フライタイイングはもちろん竿作りからルアー、浮木作りまで。釣り人の禁断症状を見透かしたようなグッドタイミング。
ようやく書店にも釣り人の心が解る担当者が出現したのか?それはそれで喜ばしいこと。
その書架の中にB◎◎K Fishing No34で紹介した「テンカラ狂想曲」(人間社)
の著者木村一成氏の本を発見!氏からは前回の紹介の後でメールを戴いたこともあり、即購入。
「 名人達の釣り道具」 木村一成
人間社 1998年 7月28日
「名人と呼ばれる人達はなぜ釣れるのだろうか?」
著者はこの疑問に始まって、
「名人の話が聞きたい」と各地の名人に取材を試みる。
しかし、「長年の経験から自ら見つけてきた奥義の数々を、私ごとき素人釣り師に話してくれるものだろうか」と、
「釣り道具という目に見える形あるものを方便に」して名人達の話を聞くことにする。
「名人が釣り道具を語ることは、その人の釣りを語ることである。
名人が釣りを語ることは、その人の生き方を語ることである。
それぞれ釣法、釣魚へのこだわりは違っても、名人達は、魚から学べ、自然から学べ、
そして人から学べと説いた。」
まずは、岐阜県の郡上八幡を流れる吉田川を中心に活躍している「釣聖」とまで呼ばれる「恩田俊雄氏」とその子息の「恩田忠広氏」、そして「郡上恩田流」の理論家である弟子の「荻野成基氏」、同じく「道具作りの名人」として「伊藤弘道氏」を紹介する。
郡上恩田流の釣りは本流での抜き釣りが基本。これを可能にするのが、長さ三間を基本とする胴調子の郡上竿、糸は順落としに繋いでテーパー状にして操作性と伸縮性を高め、郡上タモは腰から抜かずに魚をキャッチするために柄と枠に角度がついている。また、魚の鮮度と形を保つ郡上魚篭、新案「イクラの餌箱」、等々「恩田流では釣る魚側から発想することで、ハリ、糸、オモリ、目印、竿を選定していく」のだという。
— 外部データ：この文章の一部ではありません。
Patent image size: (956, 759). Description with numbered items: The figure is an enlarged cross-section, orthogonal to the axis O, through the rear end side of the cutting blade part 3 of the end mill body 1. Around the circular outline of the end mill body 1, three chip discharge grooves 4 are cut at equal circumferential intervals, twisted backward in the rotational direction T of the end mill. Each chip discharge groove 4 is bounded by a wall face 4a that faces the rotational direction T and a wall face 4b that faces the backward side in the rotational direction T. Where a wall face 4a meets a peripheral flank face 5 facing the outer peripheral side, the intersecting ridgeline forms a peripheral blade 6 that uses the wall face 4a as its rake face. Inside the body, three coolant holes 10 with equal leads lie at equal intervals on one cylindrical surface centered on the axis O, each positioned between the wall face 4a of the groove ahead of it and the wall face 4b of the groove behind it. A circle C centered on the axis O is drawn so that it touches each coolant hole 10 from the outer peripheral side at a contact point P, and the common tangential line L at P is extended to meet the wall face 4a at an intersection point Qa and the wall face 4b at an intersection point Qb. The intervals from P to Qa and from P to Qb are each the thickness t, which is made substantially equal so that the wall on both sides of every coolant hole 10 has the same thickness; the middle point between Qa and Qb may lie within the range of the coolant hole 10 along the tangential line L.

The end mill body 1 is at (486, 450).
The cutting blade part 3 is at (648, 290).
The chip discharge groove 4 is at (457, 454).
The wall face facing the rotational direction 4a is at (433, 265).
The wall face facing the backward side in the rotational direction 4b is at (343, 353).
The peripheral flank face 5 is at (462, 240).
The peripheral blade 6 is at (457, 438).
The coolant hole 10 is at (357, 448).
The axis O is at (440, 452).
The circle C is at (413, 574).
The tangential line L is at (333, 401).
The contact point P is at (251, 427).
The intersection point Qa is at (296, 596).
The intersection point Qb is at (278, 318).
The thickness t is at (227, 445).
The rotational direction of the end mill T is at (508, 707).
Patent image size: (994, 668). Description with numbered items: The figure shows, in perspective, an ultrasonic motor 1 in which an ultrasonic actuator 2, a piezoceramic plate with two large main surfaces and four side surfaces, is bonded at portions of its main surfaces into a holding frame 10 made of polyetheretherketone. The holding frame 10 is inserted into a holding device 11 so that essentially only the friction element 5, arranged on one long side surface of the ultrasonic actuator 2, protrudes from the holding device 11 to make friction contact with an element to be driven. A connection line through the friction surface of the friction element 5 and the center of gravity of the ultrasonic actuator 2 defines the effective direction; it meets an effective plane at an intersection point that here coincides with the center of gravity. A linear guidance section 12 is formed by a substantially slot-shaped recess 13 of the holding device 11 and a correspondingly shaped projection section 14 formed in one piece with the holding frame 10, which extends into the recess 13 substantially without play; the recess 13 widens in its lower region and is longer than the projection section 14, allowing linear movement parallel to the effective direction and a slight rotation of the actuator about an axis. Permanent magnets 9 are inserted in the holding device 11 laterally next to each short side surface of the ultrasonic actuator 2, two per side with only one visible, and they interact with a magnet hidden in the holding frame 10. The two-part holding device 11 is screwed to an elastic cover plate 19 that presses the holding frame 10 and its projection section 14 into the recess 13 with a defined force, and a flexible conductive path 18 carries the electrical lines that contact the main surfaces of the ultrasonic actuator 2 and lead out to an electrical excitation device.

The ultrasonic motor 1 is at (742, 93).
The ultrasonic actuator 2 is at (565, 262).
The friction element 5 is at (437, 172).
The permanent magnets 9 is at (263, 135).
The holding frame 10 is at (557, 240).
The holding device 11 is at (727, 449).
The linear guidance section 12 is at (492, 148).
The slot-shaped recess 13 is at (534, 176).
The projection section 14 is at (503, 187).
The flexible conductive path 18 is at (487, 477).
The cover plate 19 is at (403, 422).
また、恩田流は実はサツキマスを釣ることが目標で、最初の三年ほどは渓での釣りによって波の読み方を学び、本流での複雑な波が読めるようにする。そうやって本流の天然アマゴが釣れるようになると、その釣りを通して第六感を養い、サツキマスのアタリを取るように訓練するのだ、と言う。
釣りの奥義ここに極まれり!の感あり。
道具にこだわる恩田流に対して「道具にこだわらない釣り名人」として岐阜県下呂町の「中川栄太郎氏」を紹介している。
「ワシの釣り道具なんか、人様に見せるような価値のものはないでね。
それにワシと同じ道具にしたところで、だれでも釣れるようになるわけやないから」と、
市販の渓流竿を自分流に改造して使いこなす飛騨の名人。豪放磊落な釣り談義に好感。
他に、テンカラの達人「遠藤正仁氏」、鮎釣り漫画家「黒田とみじ氏」の道具へのこだわり、釣りへのこだわりを紹介している。
そして最後に「名人への道のり」の中で「名人達はだれもが謙虚であった。
どの名人も、自分を名人とは思っていなかった。」とし、その名人達から教えられたのは
「釣具を釣り道具に育て上げるのは釣り師なのだ」と締めくくる。